Orange Forum • View topic - GSOC -Support for parallel computation for scripting/backend

GSOC -Support for parallel computation for scripting/backend

General discussions about Orange and with Orange connected things (data mining, machine learning, bioinformatics...).

GSOC -Support for parallel computation for scripting/backend

Postby flaviovdf » Tue Mar 22, 2011 0:02

Hello,

My name is Flavio Figueiredo and I am interested on developing the support for parallel computation for scripting/backend during Gsoc 2011. I have experience on the parallel and distributed programming, having been a developer of grid middle wares in the past.

Currently I perform social networks and IR research, being orange one of the tools I use the most during the last months.

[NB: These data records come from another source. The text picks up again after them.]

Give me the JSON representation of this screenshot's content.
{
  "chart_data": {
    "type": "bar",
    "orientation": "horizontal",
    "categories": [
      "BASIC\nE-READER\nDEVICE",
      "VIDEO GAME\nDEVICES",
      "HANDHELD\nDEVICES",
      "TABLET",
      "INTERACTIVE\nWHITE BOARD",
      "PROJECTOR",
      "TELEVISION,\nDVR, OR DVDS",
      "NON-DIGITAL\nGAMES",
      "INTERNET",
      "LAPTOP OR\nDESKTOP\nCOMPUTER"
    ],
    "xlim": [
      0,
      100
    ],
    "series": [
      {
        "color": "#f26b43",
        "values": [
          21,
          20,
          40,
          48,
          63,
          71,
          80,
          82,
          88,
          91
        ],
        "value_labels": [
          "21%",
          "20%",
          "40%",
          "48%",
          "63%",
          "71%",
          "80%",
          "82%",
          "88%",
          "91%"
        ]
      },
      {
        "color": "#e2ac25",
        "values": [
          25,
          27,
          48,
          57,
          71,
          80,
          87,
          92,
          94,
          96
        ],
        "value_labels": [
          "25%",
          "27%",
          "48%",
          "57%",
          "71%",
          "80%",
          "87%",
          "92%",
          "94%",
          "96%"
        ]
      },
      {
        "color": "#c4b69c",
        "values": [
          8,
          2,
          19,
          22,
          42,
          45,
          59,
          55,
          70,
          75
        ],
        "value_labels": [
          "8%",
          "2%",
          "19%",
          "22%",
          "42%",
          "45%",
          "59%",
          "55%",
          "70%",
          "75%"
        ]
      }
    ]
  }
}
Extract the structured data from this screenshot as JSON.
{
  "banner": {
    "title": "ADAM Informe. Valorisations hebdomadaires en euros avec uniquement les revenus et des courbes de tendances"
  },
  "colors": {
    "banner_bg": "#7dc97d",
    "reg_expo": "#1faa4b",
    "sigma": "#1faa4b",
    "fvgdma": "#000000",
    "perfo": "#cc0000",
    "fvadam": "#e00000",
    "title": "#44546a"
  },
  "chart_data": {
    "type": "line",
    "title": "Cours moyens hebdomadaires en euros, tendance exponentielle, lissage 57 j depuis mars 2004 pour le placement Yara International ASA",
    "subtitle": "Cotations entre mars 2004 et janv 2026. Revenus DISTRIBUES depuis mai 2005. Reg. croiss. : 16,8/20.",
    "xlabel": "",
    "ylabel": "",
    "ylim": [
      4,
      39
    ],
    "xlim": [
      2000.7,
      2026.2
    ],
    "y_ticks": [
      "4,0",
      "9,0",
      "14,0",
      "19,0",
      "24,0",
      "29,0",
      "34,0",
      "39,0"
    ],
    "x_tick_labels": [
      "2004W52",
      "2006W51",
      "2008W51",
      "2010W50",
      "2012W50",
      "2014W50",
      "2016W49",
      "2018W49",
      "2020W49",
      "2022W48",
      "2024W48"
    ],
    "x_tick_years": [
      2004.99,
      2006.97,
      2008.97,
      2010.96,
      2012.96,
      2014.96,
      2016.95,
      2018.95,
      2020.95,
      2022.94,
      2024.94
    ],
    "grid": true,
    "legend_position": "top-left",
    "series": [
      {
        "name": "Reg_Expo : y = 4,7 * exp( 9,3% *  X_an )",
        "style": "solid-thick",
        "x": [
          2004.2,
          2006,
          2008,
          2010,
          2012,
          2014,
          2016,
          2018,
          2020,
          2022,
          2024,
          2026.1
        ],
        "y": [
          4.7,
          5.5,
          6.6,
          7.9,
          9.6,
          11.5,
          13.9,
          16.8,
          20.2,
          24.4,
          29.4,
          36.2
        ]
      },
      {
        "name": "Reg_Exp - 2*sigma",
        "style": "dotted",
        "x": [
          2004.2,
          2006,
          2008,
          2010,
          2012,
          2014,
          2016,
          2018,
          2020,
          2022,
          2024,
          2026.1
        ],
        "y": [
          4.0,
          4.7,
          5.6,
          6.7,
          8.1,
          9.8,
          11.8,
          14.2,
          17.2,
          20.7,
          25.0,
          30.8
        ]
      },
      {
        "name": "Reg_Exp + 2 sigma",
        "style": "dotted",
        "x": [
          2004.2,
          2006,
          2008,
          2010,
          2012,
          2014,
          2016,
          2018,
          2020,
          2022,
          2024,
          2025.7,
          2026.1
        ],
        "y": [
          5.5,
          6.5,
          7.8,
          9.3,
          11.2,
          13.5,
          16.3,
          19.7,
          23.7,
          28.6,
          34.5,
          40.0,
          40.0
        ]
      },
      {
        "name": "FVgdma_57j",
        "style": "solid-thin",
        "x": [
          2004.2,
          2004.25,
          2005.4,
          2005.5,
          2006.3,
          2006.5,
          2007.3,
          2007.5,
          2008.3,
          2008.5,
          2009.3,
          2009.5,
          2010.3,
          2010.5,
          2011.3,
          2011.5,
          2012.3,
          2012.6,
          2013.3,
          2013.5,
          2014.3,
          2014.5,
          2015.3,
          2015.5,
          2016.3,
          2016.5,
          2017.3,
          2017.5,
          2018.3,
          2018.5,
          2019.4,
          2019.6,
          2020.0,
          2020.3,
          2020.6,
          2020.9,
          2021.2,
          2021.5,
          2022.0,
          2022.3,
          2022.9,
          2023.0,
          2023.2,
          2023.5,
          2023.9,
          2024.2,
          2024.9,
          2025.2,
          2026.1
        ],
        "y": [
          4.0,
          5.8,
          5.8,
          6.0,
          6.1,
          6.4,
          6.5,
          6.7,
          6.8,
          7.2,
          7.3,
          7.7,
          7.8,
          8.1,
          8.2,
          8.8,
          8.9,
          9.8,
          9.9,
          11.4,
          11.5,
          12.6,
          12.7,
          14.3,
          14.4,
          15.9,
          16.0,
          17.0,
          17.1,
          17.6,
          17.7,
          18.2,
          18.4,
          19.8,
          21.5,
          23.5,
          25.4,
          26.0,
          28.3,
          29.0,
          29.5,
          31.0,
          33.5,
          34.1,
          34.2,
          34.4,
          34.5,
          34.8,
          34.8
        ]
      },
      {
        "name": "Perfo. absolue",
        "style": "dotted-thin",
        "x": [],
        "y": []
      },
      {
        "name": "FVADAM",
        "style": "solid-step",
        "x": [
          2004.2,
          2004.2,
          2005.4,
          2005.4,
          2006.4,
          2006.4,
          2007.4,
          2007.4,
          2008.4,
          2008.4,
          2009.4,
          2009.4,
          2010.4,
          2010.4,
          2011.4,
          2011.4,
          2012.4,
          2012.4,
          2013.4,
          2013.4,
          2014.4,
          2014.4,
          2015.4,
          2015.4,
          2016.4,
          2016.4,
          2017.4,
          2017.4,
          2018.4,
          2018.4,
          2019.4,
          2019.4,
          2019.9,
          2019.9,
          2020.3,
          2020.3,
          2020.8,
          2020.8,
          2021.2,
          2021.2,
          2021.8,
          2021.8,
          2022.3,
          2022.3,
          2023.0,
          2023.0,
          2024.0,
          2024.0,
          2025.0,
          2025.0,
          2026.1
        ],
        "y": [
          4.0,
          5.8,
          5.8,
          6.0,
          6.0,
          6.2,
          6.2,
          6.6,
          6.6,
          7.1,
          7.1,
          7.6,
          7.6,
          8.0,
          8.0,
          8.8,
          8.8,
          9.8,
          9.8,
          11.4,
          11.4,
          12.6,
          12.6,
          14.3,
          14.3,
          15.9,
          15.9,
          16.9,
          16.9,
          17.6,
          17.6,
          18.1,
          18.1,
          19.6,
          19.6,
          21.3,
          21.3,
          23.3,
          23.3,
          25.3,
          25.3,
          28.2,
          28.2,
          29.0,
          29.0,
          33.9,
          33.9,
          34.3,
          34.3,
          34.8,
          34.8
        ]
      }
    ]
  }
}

In fact, I currently employ some simple parallel computation with Orange + iPython. If you wish to know any more information about myself, please check out my website and curriculum (which is on the website) or just ask me.

homepage: http://www.dcc.ufmg.br/~ flaviov


Re: GSOC -Support for parallel computation for scripting/bac

Postby Anze » Wed Mar 23, 2011 12:54

We are looking forward to reading your idea proposal. If you have any questions or wish to discuss your idea before submitting it to Google, post on this forum or contact us on Skype chat.

Re: GSOC -Support for parallel computation for scripting/bac

Postby flaviovdf » Wed Mar 30, 2011 7:50

Hello again,

I am currently in the process of writing the proposal for this. Basically I can clearly see a parallelization of Orange.evaluation.testing (used to be orngTest), cross validation and repetitions as stated in the project idea, but many other aspects of orange can be parallelized. For example:

* When dealing with multiple datasets, any analysis can be parallelized between datasets, since they are independent.
* Distance calculations between distinct pairs of examples can also be parallelized
* Different runs of k-means on clustering
* Parameter selection from Orange's orngWrap
amongst others..

The proposal can be written considering one module only, such as orngTest, or maybe a more complex (I'm not sure if this is your idea for summer of code, it can take more time) solution for enabling the parallelization of any completely independent tasks (such as the ones above). This other idea would be to implement a Workqueue for functions which could run in parallel without affecting one another. We would have to:

* Identify such functions (pre-processing is definitely not one of them, unless the ExampleTable is cloned.)
* Implement asynchronous method calls, in which the user would submit tasks to the Workqueue and wait for results accordingly.

Simple example:

-------
ExampleTable t1 = ExampleTable(...)
ExampleTable t2 = ExampleTable(...)
ExampleTable t3 = ExampleTable(...)

import orange_clust

orange_clust.config('some_config_file')
future1, future2, future3 = orange_clust.exec('orngTest.crossValidation(t1)', 'orngClust.kmeans(t2)', 'orngTest.leave_one_out(t3)')

future1.await()
...
orange_clust.exec('orngWrap.Tune1Parameter(data, ...)'

#I know some methods do not represent the current API, this a simple idea sketch
-------

I am not sure if the description was clear, but in summary would like to know if:
1) there is a priority of modules to be parallelized (I personally like orngTest since i use it the most ;-)),
2) or if the idea is to have something more generic,
3) or if this is to be studied during the summer of code.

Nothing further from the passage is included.